Error from server (failed to find matching virtualGateway for gatewayRoute: gateway-route-paths, expecting 1 but found 0): error when creating "virtual-gateway.yaml": admission webhook "mgatewayroute.appmesh.k8s.aws" denied the request: failed to find matching virtualGateway for gatewayRoute: gateway-route-paths, expecting 1 but found 0

Expected outcome
I expect the order of VirtualGateway and VirtualRouter being applied not to matter, and the resources to be applied successfully to the cluster.

Environment

• App Mesh controller version 1.4.2
• Envoy version v1.20.0.1-prod
• Are you using any integrations? X-ray, Jaeger etc. If so versions? No
• Kubernetes version 1.21
• Using EKS (yes/no), if so version? Yes, EKS 1.21

Additional Context:
You can workaround this using Fluxv2 Kustomize dependsOn feature, making sure VirtualGateway gets applied in a Kustomization before another Kustomization that has the GatewayRoute, but it adds considerable burden on the user, when declarative manifests should just work.

[cgchinmay]

Was able to repro the issue, kustomize has certain ordering rules and that makes VirtualGateway to always appear after gatewayroute which causes this issue. Change on the controller side won't be trivial and will require a design change. For now we will have to use the work around.

[cgchinmay]

Closing this issue as we dont have any immediate plans to address this in the controller. We will have to use the suggested workaround for kustomize

[amcginlay]

This problem also emerges when one tries to deploy meshed resources via Helm.
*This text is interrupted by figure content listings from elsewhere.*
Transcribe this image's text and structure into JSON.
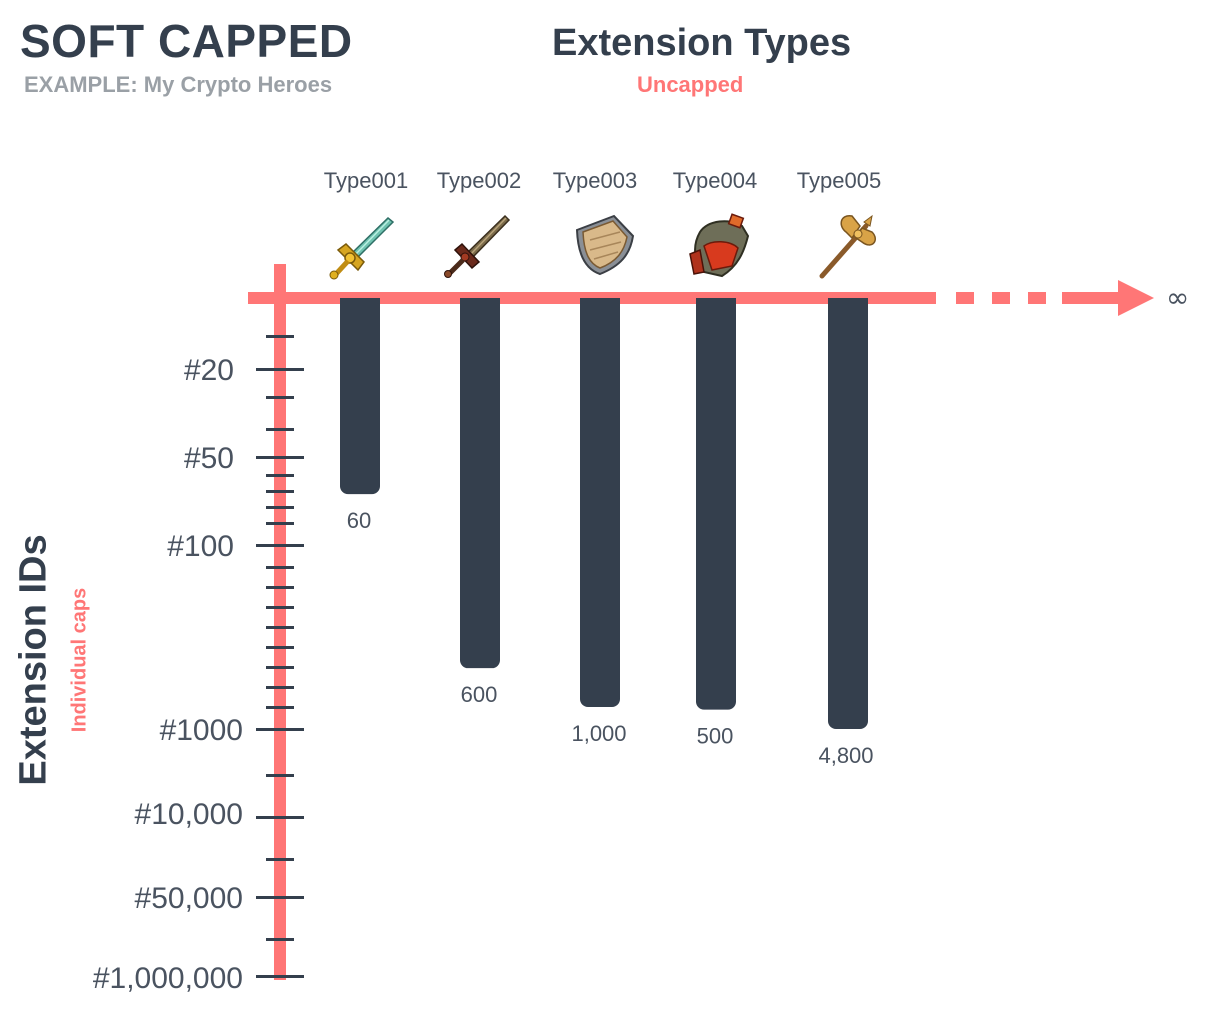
{
  "header": {
    "title": "SOFT CAPPED",
    "subtitle": "EXAMPLE: My Crypto Heroes"
  },
  "x_axis": {
    "title": "Extension Types",
    "subtitle": "Uncapped",
    "end_label": "∞"
  },
  "y_axis": {
    "title": "Extension IDs",
    "subtitle": "Individual caps",
    "tick_labels": [
      "#20",
      "#50",
      "#100",
      "#1000",
      "#10,000",
      "#50,000",
      "#1,000,000"
    ]
  },
  "colors": {
    "axis": "#ff7676",
    "bar": "#343f4d",
    "tick": "#343f4d",
    "text_dark": "#343f4d",
    "text_muted": "#9aa0a6"
  },
  "types": [
    {
      "label": "Type001",
      "icon": "sword-icon",
      "value_label": "60",
      "value": 60
    },
    {
      "label": "Type002",
      "icon": "dark-sword-icon",
      "value_label": "600",
      "value": 600
    },
    {
      "label": "Type003",
      "icon": "shield-icon",
      "value_label": "1,000",
      "value": 1000
    },
    {
      "label": "Type004",
      "icon": "armor-icon",
      "value_label": "500",
      "value": 500
    },
    {
      "label": "Type005",
      "icon": "battle-axe-icon",
      "value_label": "4,800",
      "value": 4800
    }
  ]
}
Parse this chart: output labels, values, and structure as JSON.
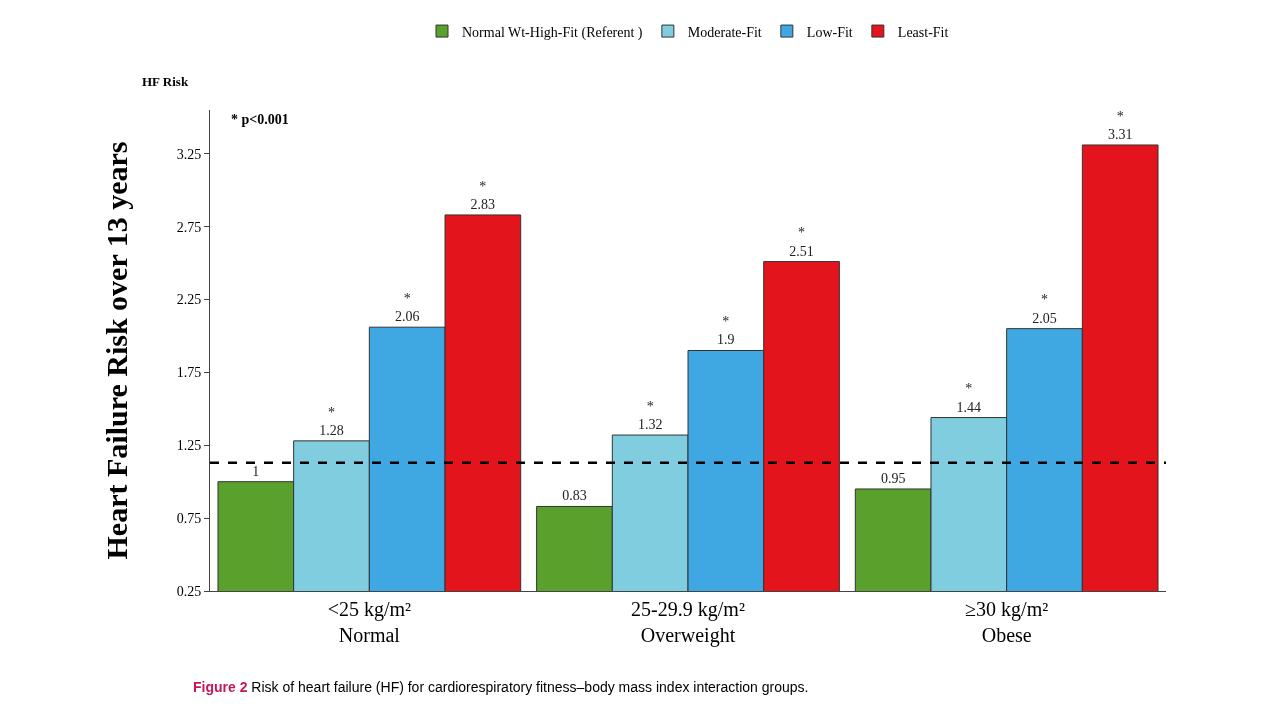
{
  "chart_data": {
    "type": "bar",
    "ylabel": "Heart Failure Risk over 13 years",
    "categories": [
      "<25 kg/m²\nNormal",
      "25-29.9 kg/m²\nOverweight",
      "≥30 kg/m²\nObese"
    ],
    "series": [
      {
        "name": "Normal Wt-High-Fit (Referent )",
        "color": "#5aa02c",
        "values": [
          1,
          0.83,
          0.95
        ],
        "value_labels": [
          "1",
          "0.83",
          "0.95"
        ]
      },
      {
        "name": "Moderate-Fit",
        "color": "#80cde0",
        "values": [
          1.28,
          1.32,
          1.44
        ],
        "value_labels": [
          "*\n1.28",
          "*\n1.32",
          "*\n1.44"
        ]
      },
      {
        "name": "Low-Fit",
        "color": "#3fa8e2",
        "values": [
          2.06,
          1.9,
          2.05
        ],
        "value_labels": [
          "*\n2.06",
          "*\n1.9",
          "*\n2.05"
        ]
      },
      {
        "name": "Least-Fit",
        "color": "#e3141b",
        "values": [
          2.83,
          2.51,
          3.31
        ],
        "value_labels": [
          "*\n2.83",
          "*\n2.51",
          "*\n3.31"
        ]
      }
    ],
    "ylim": [
      0.25,
      3.55
    ],
    "yticks": [
      0.25,
      0.75,
      1.25,
      1.75,
      2.25,
      2.75,
      3.25
    ],
    "ref_lines": [
      {
        "axis": "y",
        "value": 1.13,
        "line_style": "dashed",
        "color": "#000000"
      }
    ],
    "annotations": [
      "HF Risk",
      "* p<0.001",
      "Figure 2 Risk of heart failure (HF) for cardiorespiratory fitness–body mass index interaction groups."
    ],
    "legend": "top"
  }
}
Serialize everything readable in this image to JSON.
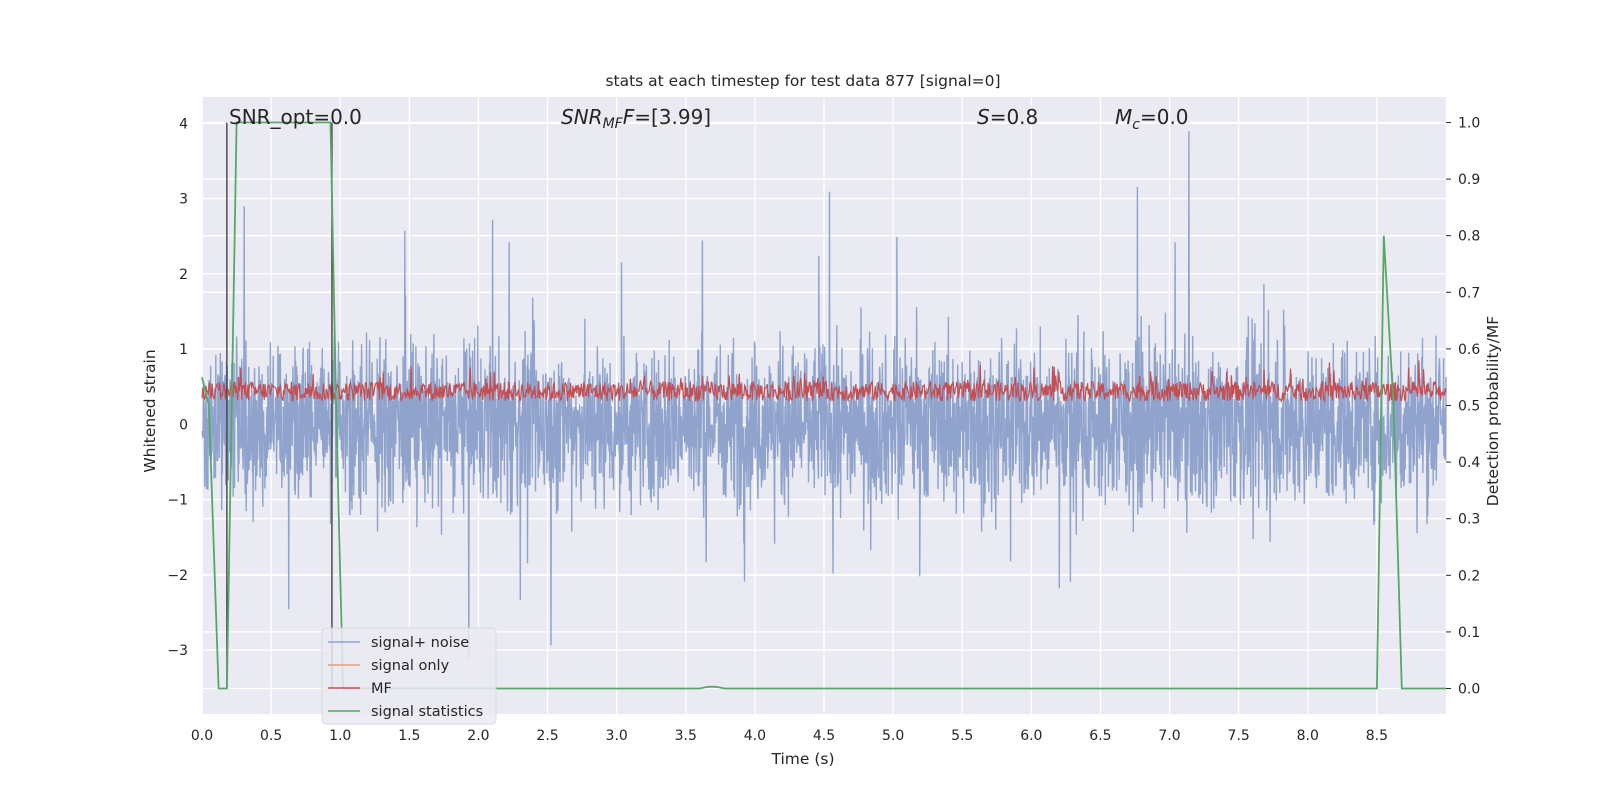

IMO we have a precedent for how it should work. Compare, for example, what happens when you create a VirtualService which depends upon a currently unknown VirtualNode. In this case the controller admits the VirtualService and keeps it in a “pending” state until the VirtualNode is “running”.

The same behaviour should exist between VirtualGateway and GatewayRoute. The dependency should be resolved, eventually, rather than rejected prematurely.

[ar4096]

Good point @amcginlay. We will look into how the controller is resolving this issue in the VirtualService reconciliation loop.